SB 1182 — Increased renter tax credit
If passed, beginning in the 2018 tax year SB 1182 will double the renter tax credit from:
- $60 to $120 for qualified individuals; and
- $120 to $240 for qualified joint filers, heads of households and surviving spouses.
Currently, to qualify for the tax credit the renter’s adjusted gross income (AGI) can be no higher than:
- $40,078 for individuals; and
- $80,156 for couples filing jointly.
These AGI limits are adjusted annually for inflation, but the last time these tax credits themselves were increased was 1979, according to Mercury News.
Renters need all the help they can get
Financial gurus recommend individuals limit their housing costs to 31% of their income. But this almost never happens in California — especially for renters, who regularly spend around half of their income on rent alone.
Compared to the historical average — between 1980 and 2000 — California tenants at the end of 2017 spent on average:
- 48% of their income in Los Angeles, up from the historical average of 36%;
- 42% of their income inSan Francisco, up from the historical average of 30%;
- 42% of their income in San Diego, up from the historical average of 34%;
- 38% of their income in San Jose, up from the historical average of 26%;
- 37% of their income in Riverside, up from the historical average of 32%; and
- 32% of their income in Sacramento, up from the historical average of 31%, according to Zillow.

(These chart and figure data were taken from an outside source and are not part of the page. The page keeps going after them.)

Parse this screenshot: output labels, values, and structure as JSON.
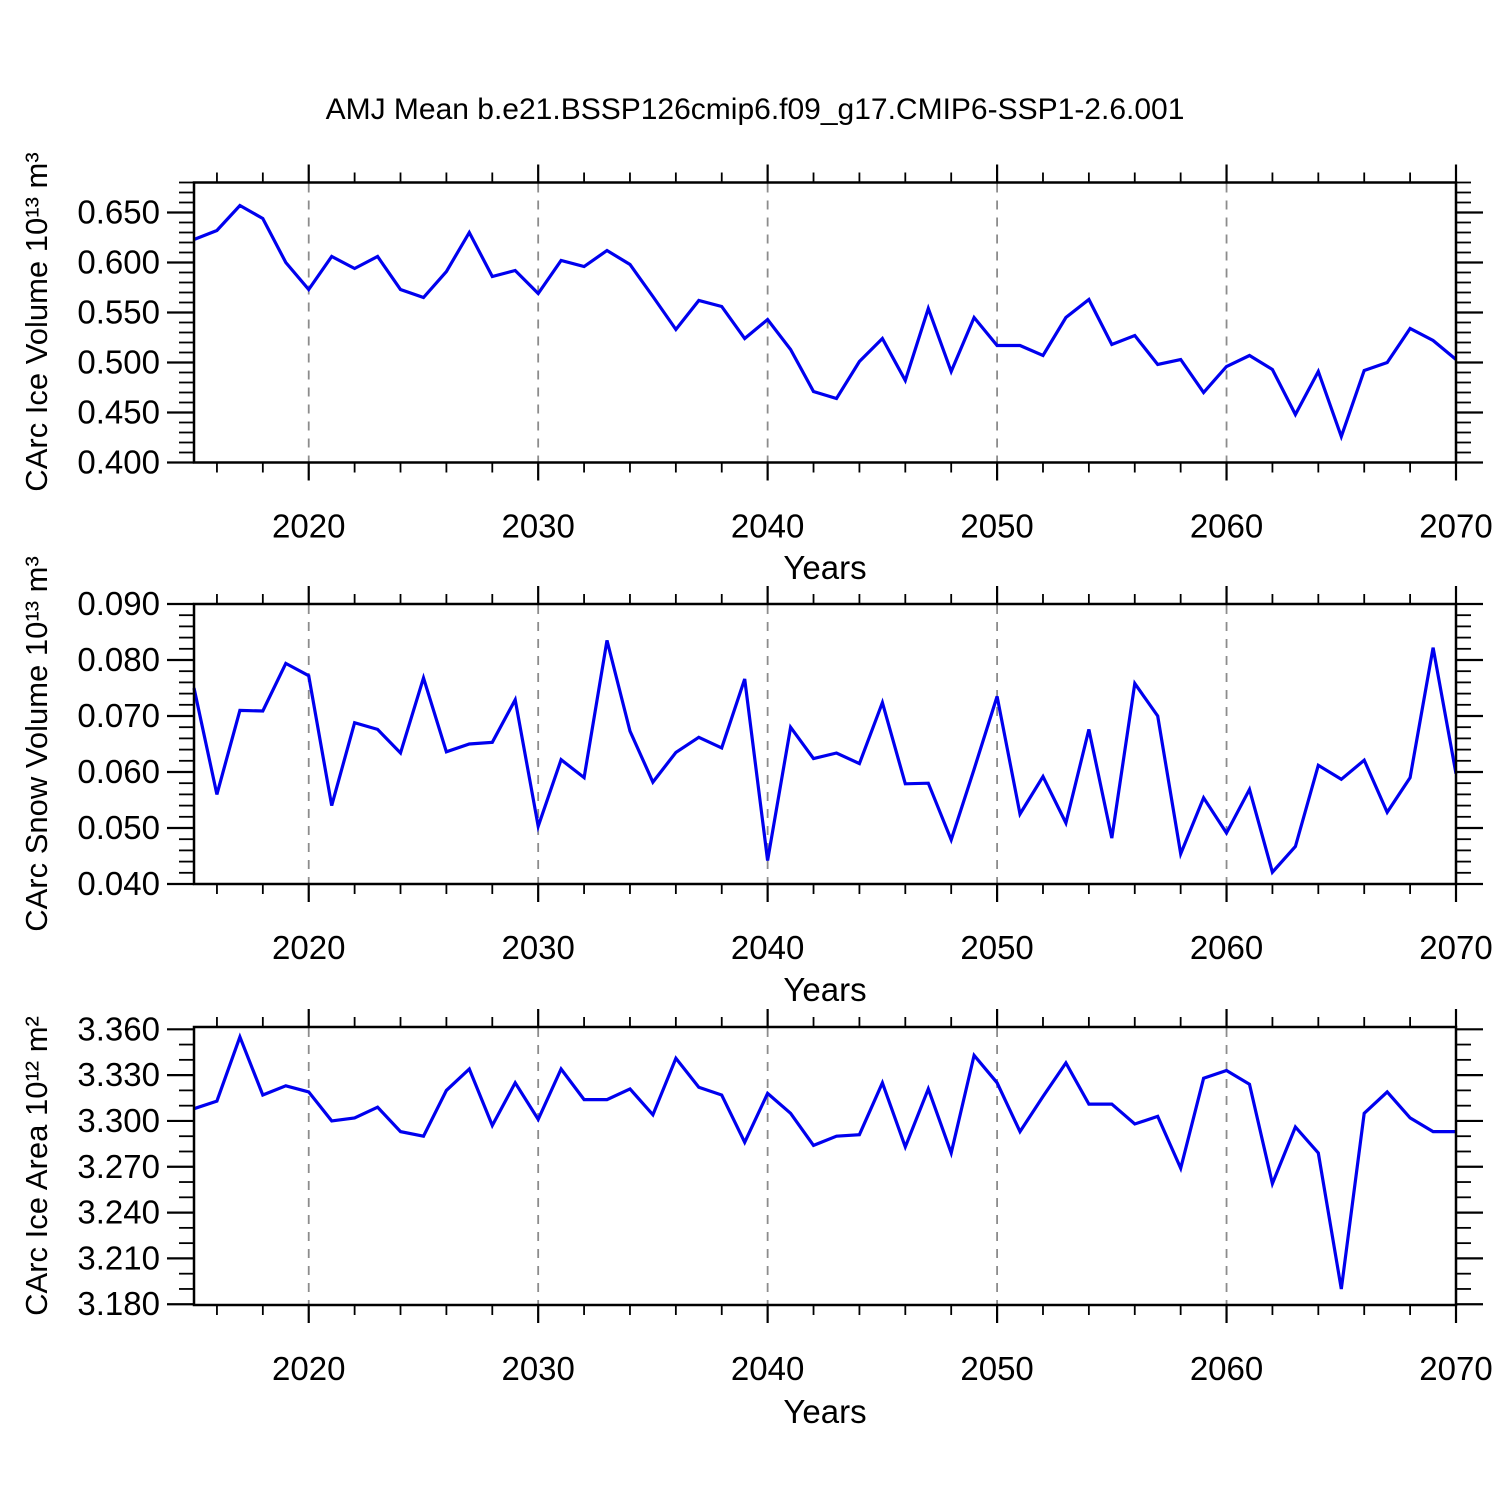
{
  "title": "AMJ Mean b.e21.BSSP126cmip6.f09_g17.CMIP6-SSP1-2.6.001",
  "line_color": "#0000ee",
  "grid_color": "#8c8c8c",
  "frame_color": "#000000",
  "chart_data": [
    {
      "type": "line",
      "ylabel": "CArc Ice Volume 10¹³ m³",
      "xlabel": "Years",
      "x": [
        2015,
        2016,
        2017,
        2018,
        2019,
        2020,
        2021,
        2022,
        2023,
        2024,
        2025,
        2026,
        2027,
        2028,
        2029,
        2030,
        2031,
        2032,
        2033,
        2034,
        2035,
        2036,
        2037,
        2038,
        2039,
        2040,
        2041,
        2042,
        2043,
        2044,
        2045,
        2046,
        2047,
        2048,
        2049,
        2050,
        2051,
        2052,
        2053,
        2054,
        2055,
        2056,
        2057,
        2058,
        2059,
        2060,
        2061,
        2062,
        2063,
        2064,
        2065,
        2066,
        2067,
        2068,
        2069,
        2070
      ],
      "values": [
        0.623,
        0.632,
        0.657,
        0.644,
        0.6,
        0.573,
        0.606,
        0.594,
        0.606,
        0.573,
        0.565,
        0.591,
        0.63,
        0.586,
        0.592,
        0.569,
        0.602,
        0.596,
        0.612,
        0.598,
        0.566,
        0.533,
        0.562,
        0.556,
        0.524,
        0.543,
        0.513,
        0.471,
        0.464,
        0.501,
        0.524,
        0.482,
        0.554,
        0.491,
        0.545,
        0.517,
        0.517,
        0.507,
        0.545,
        0.563,
        0.518,
        0.527,
        0.498,
        0.503,
        0.47,
        0.496,
        0.507,
        0.493,
        0.448,
        0.491,
        0.426,
        0.492,
        0.5,
        0.534,
        0.522,
        0.503
      ],
      "xlim": [
        2015,
        2070
      ],
      "ylim": [
        0.4,
        0.68
      ],
      "yticks": [
        0.4,
        0.45,
        0.5,
        0.55,
        0.6,
        0.65
      ],
      "yminor_step": 0.01,
      "yminor_start": 0.4,
      "xticks": [
        2020,
        2030,
        2040,
        2050,
        2060,
        2070
      ],
      "xminor_step": 2,
      "grid_x": [
        2020,
        2030,
        2040,
        2050,
        2060
      ],
      "grid_on": "vertical-dashed-only"
    },
    {
      "type": "line",
      "ylabel": "CArc Snow Volume 10¹³ m³",
      "xlabel": "Years",
      "x": [
        2015,
        2016,
        2017,
        2018,
        2019,
        2020,
        2021,
        2022,
        2023,
        2024,
        2025,
        2026,
        2027,
        2028,
        2029,
        2030,
        2031,
        2032,
        2033,
        2034,
        2035,
        2036,
        2037,
        2038,
        2039,
        2040,
        2041,
        2042,
        2043,
        2044,
        2045,
        2046,
        2047,
        2048,
        2049,
        2050,
        2051,
        2052,
        2053,
        2054,
        2055,
        2056,
        2057,
        2058,
        2059,
        2060,
        2061,
        2062,
        2063,
        2064,
        2065,
        2066,
        2067,
        2068,
        2069,
        2070
      ],
      "values": [
        0.075,
        0.056,
        0.071,
        0.0709,
        0.0794,
        0.0772,
        0.054,
        0.0688,
        0.0676,
        0.0634,
        0.0768,
        0.0636,
        0.065,
        0.0653,
        0.0729,
        0.0503,
        0.0622,
        0.059,
        0.0835,
        0.0673,
        0.0582,
        0.0635,
        0.0662,
        0.0643,
        0.0766,
        0.0442,
        0.068,
        0.0624,
        0.0634,
        0.0615,
        0.0724,
        0.0579,
        0.058,
        0.0479,
        0.0605,
        0.0735,
        0.0525,
        0.0592,
        0.0509,
        0.0676,
        0.0482,
        0.0758,
        0.07,
        0.0454,
        0.0554,
        0.0491,
        0.0569,
        0.0421,
        0.0467,
        0.0612,
        0.0587,
        0.0621,
        0.0528,
        0.059,
        0.0822,
        0.0597
      ],
      "xlim": [
        2015,
        2070
      ],
      "ylim": [
        0.04,
        0.09
      ],
      "yticks": [
        0.04,
        0.05,
        0.06,
        0.07,
        0.08,
        0.09
      ],
      "yminor_step": 0.002,
      "yminor_start": 0.04,
      "xticks": [
        2020,
        2030,
        2040,
        2050,
        2060,
        2070
      ],
      "xminor_step": 2,
      "grid_x": [
        2020,
        2030,
        2040,
        2050,
        2060
      ],
      "grid_on": "vertical-dashed-only"
    },
    {
      "type": "line",
      "ylabel": "CArc Ice Area 10¹² m²",
      "xlabel": "Years",
      "x": [
        2015,
        2016,
        2017,
        2018,
        2019,
        2020,
        2021,
        2022,
        2023,
        2024,
        2025,
        2026,
        2027,
        2028,
        2029,
        2030,
        2031,
        2032,
        2033,
        2034,
        2035,
        2036,
        2037,
        2038,
        2039,
        2040,
        2041,
        2042,
        2043,
        2044,
        2045,
        2046,
        2047,
        2048,
        2049,
        2050,
        2051,
        2052,
        2053,
        2054,
        2055,
        2056,
        2057,
        2058,
        2059,
        2060,
        2061,
        2062,
        2063,
        2064,
        2065,
        2066,
        2067,
        2068,
        2069,
        2070
      ],
      "values": [
        3.308,
        3.313,
        3.355,
        3.317,
        3.323,
        3.319,
        3.3,
        3.302,
        3.309,
        3.293,
        3.29,
        3.32,
        3.334,
        3.297,
        3.325,
        3.301,
        3.334,
        3.314,
        3.314,
        3.321,
        3.304,
        3.341,
        3.322,
        3.317,
        3.286,
        3.318,
        3.305,
        3.284,
        3.29,
        3.291,
        3.325,
        3.283,
        3.321,
        3.279,
        3.343,
        3.325,
        3.293,
        3.316,
        3.338,
        3.311,
        3.311,
        3.298,
        3.303,
        3.269,
        3.328,
        3.333,
        3.324,
        3.259,
        3.296,
        3.279,
        3.19,
        3.305,
        3.319,
        3.302,
        3.293,
        3.293
      ],
      "xlim": [
        2015,
        2070
      ],
      "ylim": [
        3.1795,
        3.3615
      ],
      "yticks": [
        3.18,
        3.21,
        3.24,
        3.27,
        3.3,
        3.33,
        3.36
      ],
      "yminor_step": 0.01,
      "yminor_start": 3.18,
      "xticks": [
        2020,
        2030,
        2040,
        2050,
        2060,
        2070
      ],
      "xminor_step": 2,
      "grid_x": [
        2020,
        2030,
        2040,
        2050,
        2060
      ],
      "grid_on": "vertical-dashed-only"
    }
  ]
}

Overburdened renters are spending the bulk of their paycheck on rent and are unable to save. This lack of savings ultimately holds renters back from homeownership. The evidence is in the state’s rock bottom homeownership rate, just 54% in 2017, well below the 64% national average.
These pro-tenant bills don’t address rents head on, but they do attempt to alleviate some of the burden on renters.
The permanent solution?
More rental housing needs to be built, especially in places where rents are highest — California’s coastal cities. The good news is the state legislature is well aware of the crisis facing renters and has made some strides in the past year to help that effort along.
Expect residential construction to pick up in 2018, peaking around 2020. This will benefit the housing market by slowing rent increases, allowing incomes to catch up and savings to rise.